Even though the deal closed early last year—and Whole Foods has since sold 35 Wild Oats stores and closed 12—the Federal Trade Commission (FTC) is trying again to stop Austin, Texas-based Whole Foods' takeover of Wild Oats.
The U.S. government announced it will ask an appeals court Wednesday to stop the takeover.
The FTC tried to block Whole Foods' acquisition of Boulder, Colo.-based Wild Oats after the transaction was announced last February, arguing that it would stifle competition and harm consumers. But a federal judge rejected the request, and Whole Foods and Wild Oats closed the deal in August 2007.
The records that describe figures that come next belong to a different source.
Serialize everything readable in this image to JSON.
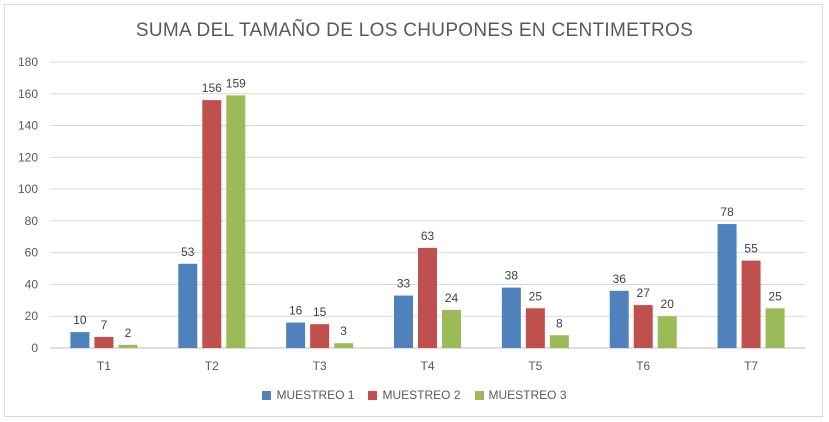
{
  "chart_data": {
    "type": "bar",
    "title": "SUMA DEL TAMAÑO DE LOS CHUPONES EN CENTIMETROS",
    "categories": [
      "T1",
      "T2",
      "T3",
      "T4",
      "T5",
      "T6",
      "T7"
    ],
    "series": [
      {
        "name": "MUESTREO 1",
        "color": "#4f81bd",
        "values": [
          10,
          53,
          16,
          33,
          38,
          36,
          78
        ]
      },
      {
        "name": "MUESTREO 2",
        "color": "#c0504d",
        "values": [
          7,
          156,
          15,
          63,
          25,
          27,
          55
        ]
      },
      {
        "name": "MUESTREO 3",
        "color": "#9bbb59",
        "values": [
          2,
          159,
          3,
          24,
          8,
          20,
          25
        ]
      }
    ],
    "ylim": [
      0,
      180
    ],
    "yticks": [
      0,
      20,
      40,
      60,
      80,
      100,
      120,
      140,
      160,
      180
    ],
    "grid": true,
    "legend": "bottom",
    "data_labels": true
  }
}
Instead of following the typical path and discontinuing the fight, the FTC isn’t letting go, arguing that the companies haven't finished combining their operations and Whole Foods hasn't closed all the Wild Oats stores it plans to close. The FTC said it still has time to order the combined company to sell stores or other assets to protect competition.
The FTC would have to begin additional legal proceedings to take such a step.
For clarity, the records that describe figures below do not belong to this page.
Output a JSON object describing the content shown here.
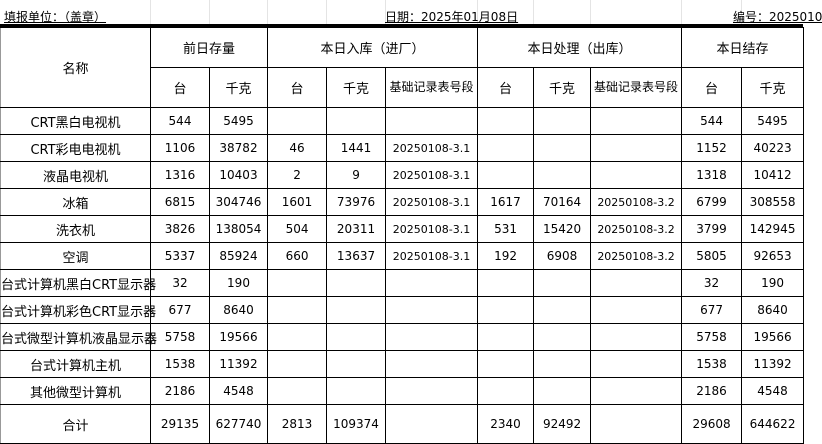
{
  "header": {
    "unit_label": "填报单位：（盖章）",
    "date_label": "日期：2025年01月08日",
    "code_label": "编号：2025010"
  },
  "columns": {
    "name": "名称",
    "groups": [
      "前日存量",
      "本日入库（进厂）",
      "本日处理（出库）",
      "本日结存"
    ],
    "sub": {
      "units": "台",
      "kg": "千克",
      "record": "基础记录表号段"
    }
  },
  "rows": [
    {
      "name": "CRT黑白电视机",
      "prev_units": "544",
      "prev_kg": "5495",
      "in_units": "",
      "in_kg": "",
      "in_record": "",
      "out_units": "",
      "out_kg": "",
      "out_record": "",
      "end_units": "544",
      "end_kg": "5495"
    },
    {
      "name": "CRT彩电电视机",
      "prev_units": "1106",
      "prev_kg": "38782",
      "in_units": "46",
      "in_kg": "1441",
      "in_record": "20250108-3.1",
      "out_units": "",
      "out_kg": "",
      "out_record": "",
      "end_units": "1152",
      "end_kg": "40223"
    },
    {
      "name": "液晶电视机",
      "prev_units": "1316",
      "prev_kg": "10403",
      "in_units": "2",
      "in_kg": "9",
      "in_record": "20250108-3.1",
      "out_units": "",
      "out_kg": "",
      "out_record": "",
      "end_units": "1318",
      "end_kg": "10412"
    },
    {
      "name": "冰箱",
      "prev_units": "6815",
      "prev_kg": "304746",
      "in_units": "1601",
      "in_kg": "73976",
      "in_record": "20250108-3.1",
      "out_units": "1617",
      "out_kg": "70164",
      "out_record": "20250108-3.2",
      "end_units": "6799",
      "end_kg": "308558"
    },
    {
      "name": "洗衣机",
      "prev_units": "3826",
      "prev_kg": "138054",
      "in_units": "504",
      "in_kg": "20311",
      "in_record": "20250108-3.1",
      "out_units": "531",
      "out_kg": "15420",
      "out_record": "20250108-3.2",
      "end_units": "3799",
      "end_kg": "142945"
    },
    {
      "name": "空调",
      "prev_units": "5337",
      "prev_kg": "85924",
      "in_units": "660",
      "in_kg": "13637",
      "in_record": "20250108-3.1",
      "out_units": "192",
      "out_kg": "6908",
      "out_record": "20250108-3.2",
      "end_units": "5805",
      "end_kg": "92653"
    },
    {
      "name": "台式计算机黑白CRT显示器",
      "prev_units": "32",
      "prev_kg": "190",
      "in_units": "",
      "in_kg": "",
      "in_record": "",
      "out_units": "",
      "out_kg": "",
      "out_record": "",
      "end_units": "32",
      "end_kg": "190"
    },
    {
      "name": "台式计算机彩色CRT显示器",
      "prev_units": "677",
      "prev_kg": "8640",
      "in_units": "",
      "in_kg": "",
      "in_record": "",
      "out_units": "",
      "out_kg": "",
      "out_record": "",
      "end_units": "677",
      "end_kg": "8640"
    },
    {
      "name": "台式微型计算机液晶显示器",
      "prev_units": "5758",
      "prev_kg": "19566",
      "in_units": "",
      "in_kg": "",
      "in_record": "",
      "out_units": "",
      "out_kg": "",
      "out_record": "",
      "end_units": "5758",
      "end_kg": "19566"
    },
    {
      "name": "台式计算机主机",
      "prev_units": "1538",
      "prev_kg": "11392",
      "in_units": "",
      "in_kg": "",
      "in_record": "",
      "out_units": "",
      "out_kg": "",
      "out_record": "",
      "end_units": "1538",
      "end_kg": "11392"
    },
    {
      "name": "其他微型计算机",
      "prev_units": "2186",
      "prev_kg": "4548",
      "in_units": "",
      "in_kg": "",
      "in_record": "",
      "out_units": "",
      "out_kg": "",
      "out_record": "",
      "end_units": "2186",
      "end_kg": "4548"
    }
  ],
  "total": {
    "name": "合计",
    "prev_units": "29135",
    "prev_kg": "627740",
    "in_units": "2813",
    "in_kg": "109374",
    "in_record": "",
    "out_units": "2340",
    "out_kg": "92492",
    "out_record": "",
    "end_units": "29608",
    "end_kg": "644622"
  }
}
The government agency asked the same appeals court last August to delay the closing of Whole Foods' acquisition pending the outcome of its appeal, but the court refused. Antitrust experts have said that makes it less likely the court will rule in the agency's favor now.
The FTC said in court papers that the district court applied an improper legal standard when it denied the agency's request to bar the acquisition.
The FTC and lawyers representing Whole Foods are arguing the case before a three-judge panel at the U.S. Court of Appeals for the D.C. Circuit Wednesday at 9:30 a.m. EDT.